Es ist mal wieder heiß in Brüssel, Temperaturen um die dreißig Grad, gegen Nachmittag am Himmel schwere Wolken und hohe Luftfeuchtigkeit sorgen für eine Stimmung, die man aus Arthousefilmen über Südamerika kennt. Obwohl die Arbeitswoche in vollem Gang steht, ist der Place Luxemburg, der Platz vor dem EU-Parlament, gähnend leer. Gelangweilt lehnt mein Lieblingskellner am Eingang der Beer-Factory, dem größten Wasserloch für durstige Eurokraten am Ort, und putzt ein Bierglas.
Nichts ist los, das Parlament ist in seiner Plenarwoche in Straßburg, und wer in Brüssel bleiben mußte, hat sich ins klimatisierte Büro verkrochen. Gast und Kellner begrüßen sich, man kennt sich, man mag sich, aber für Smalltalk ist es auch zu heiß. Wortlos bringt der schwitzende Mann das kühle Naß an den Tisch, ebenfalls wortlos quittiert der Gast mit einem kurzen Nicken den Empfang, wischt sich den Schweiß von der Stirn und trinkt. Leben am Limit. Wer sich fragt, ob es auf dem Mars Leben gibt, der sollte Brüssel im Hitzesommer erleben. Hinzu kommt zu bestimmten Zeiten auch eine ganz besondere Belastung: Müllsäcke in verschiedenen Farben rotten in der Hitze vor sich hin. Besondere Vorsicht ist bei orangenen Säcken geboten, die sind für Küchenabfälle bestimmt und besonders explosiv. Des einen Freud ist des anderen Leid: Ratten, Katzen und in Parknähe auch Füchse freuen sich über vergorene Fleisch- und Käsereste und verursachen des Nachts blutige Revierkämpfe.
Die feuchtwarme Hitze erstickt alles, wie in einem zähen Fiebertraum zieht der restliche Tag vorbei.
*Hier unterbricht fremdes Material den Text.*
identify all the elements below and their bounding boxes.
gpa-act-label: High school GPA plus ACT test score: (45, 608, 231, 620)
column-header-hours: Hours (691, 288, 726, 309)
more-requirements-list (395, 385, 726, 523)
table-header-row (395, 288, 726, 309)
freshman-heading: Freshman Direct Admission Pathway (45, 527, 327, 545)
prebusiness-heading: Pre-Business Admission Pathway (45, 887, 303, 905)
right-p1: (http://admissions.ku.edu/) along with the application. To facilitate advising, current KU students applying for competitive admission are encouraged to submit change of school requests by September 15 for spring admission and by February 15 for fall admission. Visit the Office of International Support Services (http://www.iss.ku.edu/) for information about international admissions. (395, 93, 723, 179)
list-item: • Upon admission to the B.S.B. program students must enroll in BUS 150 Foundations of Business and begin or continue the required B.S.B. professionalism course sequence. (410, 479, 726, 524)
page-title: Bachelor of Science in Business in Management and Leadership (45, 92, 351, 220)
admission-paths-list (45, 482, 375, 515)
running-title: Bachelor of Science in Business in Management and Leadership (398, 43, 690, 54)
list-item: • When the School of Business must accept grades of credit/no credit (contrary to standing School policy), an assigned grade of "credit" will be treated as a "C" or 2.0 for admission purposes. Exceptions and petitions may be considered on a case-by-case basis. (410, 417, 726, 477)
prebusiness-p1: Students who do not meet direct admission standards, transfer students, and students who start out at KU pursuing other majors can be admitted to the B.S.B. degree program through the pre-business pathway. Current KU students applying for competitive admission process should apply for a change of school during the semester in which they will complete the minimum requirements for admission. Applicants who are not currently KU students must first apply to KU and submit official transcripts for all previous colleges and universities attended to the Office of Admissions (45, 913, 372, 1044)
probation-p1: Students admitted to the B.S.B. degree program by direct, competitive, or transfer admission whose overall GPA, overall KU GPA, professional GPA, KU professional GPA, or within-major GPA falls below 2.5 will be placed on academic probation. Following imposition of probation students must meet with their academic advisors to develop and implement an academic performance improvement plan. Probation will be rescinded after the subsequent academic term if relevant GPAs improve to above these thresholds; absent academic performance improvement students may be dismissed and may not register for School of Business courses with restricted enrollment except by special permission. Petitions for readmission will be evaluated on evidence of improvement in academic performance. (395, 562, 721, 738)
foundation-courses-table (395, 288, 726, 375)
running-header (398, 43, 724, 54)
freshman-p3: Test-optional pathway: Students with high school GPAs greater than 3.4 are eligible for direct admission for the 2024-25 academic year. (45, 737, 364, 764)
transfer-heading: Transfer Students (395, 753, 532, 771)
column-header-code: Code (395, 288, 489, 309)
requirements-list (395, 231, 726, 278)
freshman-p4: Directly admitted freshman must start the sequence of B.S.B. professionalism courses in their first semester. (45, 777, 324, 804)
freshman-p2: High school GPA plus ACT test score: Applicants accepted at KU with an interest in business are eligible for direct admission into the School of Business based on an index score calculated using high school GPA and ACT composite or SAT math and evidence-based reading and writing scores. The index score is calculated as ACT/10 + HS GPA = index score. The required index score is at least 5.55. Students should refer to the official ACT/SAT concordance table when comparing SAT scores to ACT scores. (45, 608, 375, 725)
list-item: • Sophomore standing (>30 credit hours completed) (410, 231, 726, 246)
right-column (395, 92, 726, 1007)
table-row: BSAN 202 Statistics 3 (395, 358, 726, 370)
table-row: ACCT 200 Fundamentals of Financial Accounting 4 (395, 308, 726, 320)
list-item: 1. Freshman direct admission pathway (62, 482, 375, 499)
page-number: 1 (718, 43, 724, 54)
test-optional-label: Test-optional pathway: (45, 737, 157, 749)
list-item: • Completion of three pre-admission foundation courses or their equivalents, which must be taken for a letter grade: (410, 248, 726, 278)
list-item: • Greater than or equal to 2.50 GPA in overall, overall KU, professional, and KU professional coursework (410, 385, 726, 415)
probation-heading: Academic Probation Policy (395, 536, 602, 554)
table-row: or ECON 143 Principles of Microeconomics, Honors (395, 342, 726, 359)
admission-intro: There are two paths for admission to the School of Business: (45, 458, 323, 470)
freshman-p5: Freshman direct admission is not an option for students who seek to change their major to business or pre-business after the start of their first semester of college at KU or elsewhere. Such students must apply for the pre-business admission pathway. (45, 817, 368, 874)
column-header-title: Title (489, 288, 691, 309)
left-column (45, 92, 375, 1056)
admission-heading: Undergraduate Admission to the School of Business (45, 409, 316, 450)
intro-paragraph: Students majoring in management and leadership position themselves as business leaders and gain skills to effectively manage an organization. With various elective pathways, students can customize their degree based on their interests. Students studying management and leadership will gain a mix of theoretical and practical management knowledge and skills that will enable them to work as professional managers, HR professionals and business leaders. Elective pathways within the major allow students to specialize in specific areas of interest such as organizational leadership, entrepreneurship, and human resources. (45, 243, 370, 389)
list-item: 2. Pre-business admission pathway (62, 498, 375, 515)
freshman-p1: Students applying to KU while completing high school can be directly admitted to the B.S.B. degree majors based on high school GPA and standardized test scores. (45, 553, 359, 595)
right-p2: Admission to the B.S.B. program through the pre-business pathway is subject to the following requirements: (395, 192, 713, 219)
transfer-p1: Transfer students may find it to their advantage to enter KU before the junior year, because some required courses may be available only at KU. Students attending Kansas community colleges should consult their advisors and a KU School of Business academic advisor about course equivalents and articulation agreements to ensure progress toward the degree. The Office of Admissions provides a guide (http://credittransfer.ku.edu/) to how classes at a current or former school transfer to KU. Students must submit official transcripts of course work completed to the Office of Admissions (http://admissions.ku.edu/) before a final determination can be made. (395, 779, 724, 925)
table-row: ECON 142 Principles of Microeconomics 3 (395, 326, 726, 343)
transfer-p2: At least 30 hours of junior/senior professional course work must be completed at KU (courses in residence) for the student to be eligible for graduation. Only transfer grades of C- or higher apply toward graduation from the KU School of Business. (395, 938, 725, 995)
Nein, es ist keine gute Reisezeit für die Hauptstadt unseres zerstrittenen Nachbarstaates, auch die belgische Küche leidet unter mangelnder Nachfrage, wer will schon Pommes und Eintopf, wenn der Asphalt von der Straße fließt? Mittlerweile ist das Bier getrunken, aber Lust auf mehr ist auch nicht da. Man zahlt (wortkarg), verabschiedet sich (wortkarg) und schleppt sich von Schatten zu Schatten in die heimischen vier Wände.
Auch dort herrscht brütende Hitze, die Frau wedelt sich matt Luft zu und wehrt den Begrüßungskuß ab: „Bleib mir weg! Zu warm!“ Die feuchtwarme Hitze erstickt alles. Wie in einem zähen Fiebertraum zieht der restliche Tag vorbei, doch eine Atempause naht: Immer dicker wallen die schwarzen Wolken am Himmel, plötzlich der erste Donnerschlag und eine kräftige Bö schüttelt den Baum im Hinterhof durch.
Auf Hagel folgt ein kräftiger Regenguß, eine kühle Brise und plötzlich leben Mensch und Tier auf. Alle Fensterwerden aufgerissen und fasziniert bestaunen Mann und Frau das Schauspiel im Hinterhof. Denn dort hat sich seit ein paar Jahren ein ganzer Schwarm tropischer Vögel – Papageien oder Wellensittiche, man ist sich uneins – von beachtlicher Größe niedergelassen. Brüssel, du kannst so häßlich sein – aber heute weht ein Hauch von Rio durch deine Gassen.